But more recently, borrowing has been driven by the dynamics of democratic politics. “The central state fostered the illusion that more generous welfare and a larger public administration came free of charge. From 1971 onwards, public expenditure has been higher than public revenue for decades.”

Lo Prete explains this referring to Amilcare Puviani:

The “fiscal illusion” theory was hypothesized by Amilcare Puviani, an Italian economist at the turn of the 20th century, and far more appreciated in American thinking (for example by Nobel Prize-winning economist James M. Buchanan) than within the Italian intellectual debate. Fiscal illusions are “errors […] that the political elite uses to reach its objectives” and these errors concern both “revenue” and “public expenditure.

One way in which governments create and take advantage of fiscal illusions, according to Puviani, is a systematic preference for relying on borrowing rather than on higher taxes, as public borrowing is a less immediate and less obvious burden.

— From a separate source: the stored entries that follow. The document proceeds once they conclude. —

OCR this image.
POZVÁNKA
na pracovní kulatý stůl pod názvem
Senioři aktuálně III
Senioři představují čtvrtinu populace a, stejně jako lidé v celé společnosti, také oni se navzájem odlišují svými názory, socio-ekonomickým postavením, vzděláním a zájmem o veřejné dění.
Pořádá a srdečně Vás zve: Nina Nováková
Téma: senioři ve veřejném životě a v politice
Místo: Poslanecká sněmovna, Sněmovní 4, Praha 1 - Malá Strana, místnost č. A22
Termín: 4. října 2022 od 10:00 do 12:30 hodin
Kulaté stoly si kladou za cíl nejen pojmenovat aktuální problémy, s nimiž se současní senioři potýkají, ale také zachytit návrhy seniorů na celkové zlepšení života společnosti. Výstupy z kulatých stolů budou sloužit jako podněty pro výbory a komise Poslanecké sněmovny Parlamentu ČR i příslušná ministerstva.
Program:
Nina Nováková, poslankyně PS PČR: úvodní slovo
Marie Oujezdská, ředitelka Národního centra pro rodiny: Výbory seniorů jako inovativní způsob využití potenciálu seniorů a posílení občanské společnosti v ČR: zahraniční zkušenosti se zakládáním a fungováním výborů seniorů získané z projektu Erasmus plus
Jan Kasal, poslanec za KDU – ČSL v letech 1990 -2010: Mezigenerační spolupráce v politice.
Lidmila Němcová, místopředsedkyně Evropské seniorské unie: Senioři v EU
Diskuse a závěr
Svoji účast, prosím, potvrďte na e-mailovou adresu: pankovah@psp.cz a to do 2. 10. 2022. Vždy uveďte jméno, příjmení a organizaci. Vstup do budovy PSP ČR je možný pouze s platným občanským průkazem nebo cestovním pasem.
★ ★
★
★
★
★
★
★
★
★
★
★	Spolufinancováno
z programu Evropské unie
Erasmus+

Since the end of the 1960s, public expenditure in Italy quickly grew without the central government raising enough revenue to balance it. Public expenditure rose from 33% of the GDP in the second half of 1960s to 41% of the GDP in 1975; with stable public revenue, the debt-to-GDP ratio rose from 38% in 1970 to 57% in just five years.»

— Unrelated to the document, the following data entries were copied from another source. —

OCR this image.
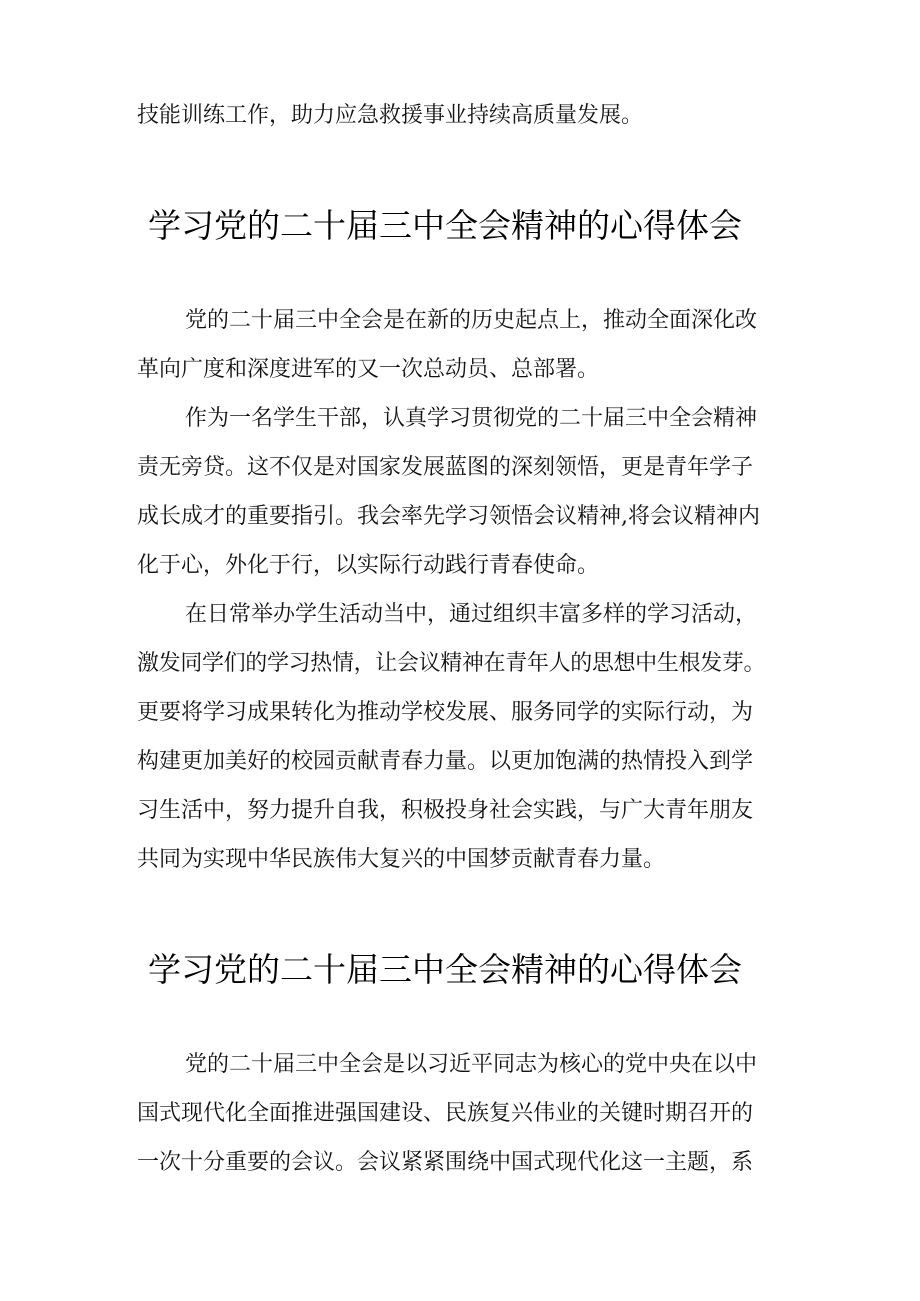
技能训练工作，助力应急救援事业持续高质量发展。
学习党的二十届三中全会精神的心得体会
党的二十届三中全会是在新的历史起点上，推动全面深化改
革向广度和深度进军的又一次总动员、总部署。
作为一名学生干部，认真学习贯彻党的二十届三中全会精神
责无旁贷。这不仅是对国家发展蓝图的深刻领悟，更是青年学子
成长成才的重要指引。我会率先学习领悟会议精神,将会议精神内
化于心，外化于行，以实际行动践行青春使命。
在日常举办学生活动当中，通过组织丰富多样的学习活动，
激发同学们的学习热情，让会议精神在青年人的思想中生根发芽。
更要将学习成果转化为推动学校发展、服务同学的实际行动，为
构建更加美好的校园贡献青春力量。以更加饱满的热情投入到学
习生活中，努力提升自我，积极投身社会实践，与广大青年朋友
共同为实现中华民族伟大复兴的中国梦贡献青春力量。
学习党的二十届三中全会精神的心得体会
党的二十届三中全会是以习近平同志为核心的党中央在以中
国式现代化全面推进强国建设、民族复兴伟业的关键时期召开的
一次十分重要的会议。会议紧紧围绕中国式现代化这一主题，系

There are understandable reasons why the Italian government spent so heavily in the 70s: besides the dominant ideology (a factor which was not unknown in other Western countries, too), the government had to cope with terrorism (in no other Western country did Marxist revolutionaries kidnap and kill a former prime minister) and wanted to buy the consensus of the public, charging their sons and grandsons. But no retrenchment ever followed, with the exception of efforts in the 1990s, to reduce the debt in order to comply with parameters to enter the common currency.